The only labour representation permitted at Foxconn’s plants is its own pseudo trade union, as is the case throughout China. In response to the suicides, the company made a show of boosting its “soft power” including the recruitment of several hundred psychiatric counsellors. But most of these are former employees with little or no psychiatric training. Employees complain things are worse than before as this ‘mental health service’ are used to spy upon workers who behave “suspiciously” – including of course those with genuine grievances against the company and its management. Likewise, Foxconn boasts its social amenities, film theatres and badminton courts, which so impressed Steve Jobs. But how many workers have any strength left to enjoy such facilities after 12 hours on the assembly line?

Foxconn factories are run like a police state. If you call to the police emergency line, for example, the chances are you’ll actually be connected to Foxconn’s own security guards. The company is notorious with journalists as it heavily restricts their access, subjecting them to even greater controls than the one-party state outside Foxconn’s gates! Such is the pressure of work that even undercover journalists who have taken jobs at Foxconn in order to expose its conditions, have themselves developed psychological problems and been pulled out by their agencies.

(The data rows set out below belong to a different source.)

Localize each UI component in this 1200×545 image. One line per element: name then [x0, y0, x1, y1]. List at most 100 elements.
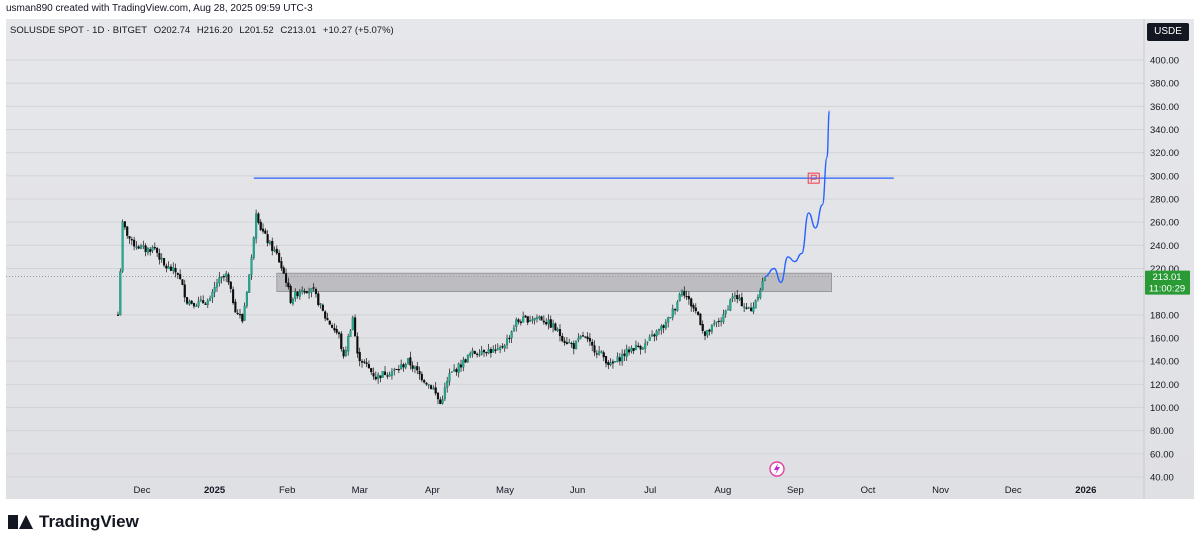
- candle-body: [554, 323, 557, 331]
- candle-body: [581, 335, 585, 337]
- candle-body: [533, 317, 536, 321]
- chart-pane[interactable]: [6, 19, 1194, 499]
- candle-body: [680, 290, 684, 296]
- candle-body: [736, 295, 739, 300]
- price-axis: 40.00 60.00 80.00 100.00 120.00 140.00 160.00 1…: [1150, 56, 1179, 484]
- candle-body: [756, 297, 760, 300]
- candle-body: [393, 369, 396, 371]
- candle-body: [317, 293, 320, 306]
- candle-body: [469, 353, 472, 356]
- candle-body: [703, 331, 707, 336]
- candle-body: [190, 300, 193, 304]
- candle-body: [209, 297, 212, 301]
- candle-body: [273, 249, 276, 252]
- candle-body: [358, 352, 361, 362]
- candle-body: [503, 345, 506, 349]
- y-tick-label: 80.00: [1150, 426, 1174, 437]
- event-marker: [769, 461, 785, 477]
- candle-body: [738, 297, 741, 300]
- candle-body: [648, 336, 651, 341]
- candle-body: [482, 349, 486, 353]
- candle-body: [199, 299, 202, 301]
- y-tick-label: 240.00: [1150, 241, 1179, 252]
- candle-body: [370, 368, 373, 373]
- candle-body: [314, 289, 318, 295]
- chart-credit: usman890 created with TradingView.com, A…: [6, 3, 313, 14]
- y-tick-label: 400.00: [1150, 56, 1179, 67]
- candle-body: [621, 354, 624, 362]
- candle-body: [651, 334, 654, 337]
- y-tick-label: 220.00: [1150, 264, 1179, 275]
- candle-body: [759, 290, 762, 298]
- candle-body: [128, 236, 131, 239]
- candle-body: [116, 314, 120, 316]
- candle-body: [241, 314, 244, 322]
- candle-body: [653, 334, 656, 337]
- candle-body: [538, 316, 541, 319]
- candle-body: [404, 363, 407, 368]
- candle-body: [425, 382, 428, 385]
- candle-body: [639, 346, 642, 350]
- candle-body: [630, 347, 633, 352]
- candle-body: [487, 349, 490, 354]
- candle-body: [342, 349, 345, 357]
- candle-body: [577, 337, 580, 341]
- candle-body: [146, 248, 149, 253]
- candle-body: [335, 329, 338, 333]
- candle-body: [473, 350, 476, 354]
- candle-body: [740, 297, 743, 307]
- candle-body: [517, 319, 520, 322]
- candle-body: [236, 312, 239, 315]
- candle-body: [607, 362, 610, 366]
- candle-body: [365, 362, 368, 364]
- candle-body: [211, 291, 214, 298]
- candle-body: [722, 314, 725, 323]
- currency-button[interactable]: USDE: [1147, 23, 1189, 41]
- candle-body: [637, 345, 640, 348]
- candle-body: [545, 322, 548, 325]
- candle-body: [466, 354, 469, 362]
- candle-body: [252, 237, 255, 258]
- candle-body: [294, 291, 297, 299]
- y-tick-label: 340.00: [1150, 125, 1179, 136]
- y-tick-label: 380.00: [1150, 79, 1179, 90]
- candle-body: [386, 375, 389, 377]
- candle-body: [259, 221, 262, 230]
- candle-body: [660, 326, 663, 331]
- candle-body: [579, 336, 582, 339]
- candle-body: [570, 343, 573, 345]
- candle-body: [593, 345, 596, 353]
- candle-body: [432, 388, 435, 390]
- candle-body: [266, 234, 269, 244]
- symbol-legend[interactable]: SOLUSDE SPOT · 1D · BITGET O202.74 H216.…: [10, 25, 398, 36]
- candle-body: [733, 295, 736, 297]
- candle-body: [662, 325, 665, 328]
- time-axis: Dec 2025 Feb Mar Apr May Jun Jul Aug Sep Oct Nov Dec…: [134, 485, 1097, 496]
- candle-body: [416, 366, 419, 371]
- candle-body: [611, 361, 614, 364]
- candle-body: [248, 274, 251, 293]
- projection-path: [764, 110, 831, 284]
- candle-body: [321, 304, 324, 311]
- candle-body: [436, 392, 440, 400]
- candle-body: [664, 322, 667, 329]
- candle-body: [568, 342, 571, 344]
- candle-body: [218, 277, 221, 284]
- candle-body: [763, 277, 766, 282]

Last summer, under massive public pressure, Foxconn promised to increase wages by around 30 percent. This was also a result of China’s ruling party offering the company a “carrot-and-stick” deal to relocate into lower-wage provinces such as Henan and Hubei, while introducing reforms on wages and conditions at its Shenzhen plants, to shed its “blood factory” image. The workforce in Shenzhen is being downsized from 800,000 to 300,000 or less as the company moves inland. But, as chinaworker.info has reported, while some sections of the Shenzhen workforce are now on higher earnings, working conditions have not improved and, furthermore, hundreds of thousands of student “interns” are now being forced by their schools to work at Foxconn at its new assembly plants in inland provinces.

Workers stand at the gate of a Foxconn factory in the township of Longhua

Democratic trade unions and workers’ control

“It is truly a scandal that a company like Foxconn is allowed to continue such exploitative practises. But it is a profit machine for the big global tech companies and a key source of employment and investment for the Chinese regime,” says Chen Lizhi of chinaworker.info. “What’s needed, as a minimum, are democratic and independent trade unions that can fight for workers’ rights, and exercise control over working hours, speed of assembly lines, as well as represent workers’ in fighting for a decent living wage.”

Socialists and the chinaworker.info website call for the nationalisation of Foxconn under the democratic control and management of working people. Such a step, which would make it possible to end today’s inhuman production methods, would of necessity require supportive action by workers in the global tech industry with which Foxconn is so integrated. A few industry giants such as Apple, Nokia, etc., that dominate the market for consumer electronics, have built their business models on outsourcing and the super-exploitation in low-wage economies such as China. As campaign groups have pointed out in connection to Foxconn’s suicides, “there is blood on those iPhones”. Only action by the international working class to reorganise these companies under public ownership, with democratic management and planning by the majority, rather than maximising “shareholder value” for a financial elite, can eradicate the inhumanity of Foxconn’s ‘blood factories’.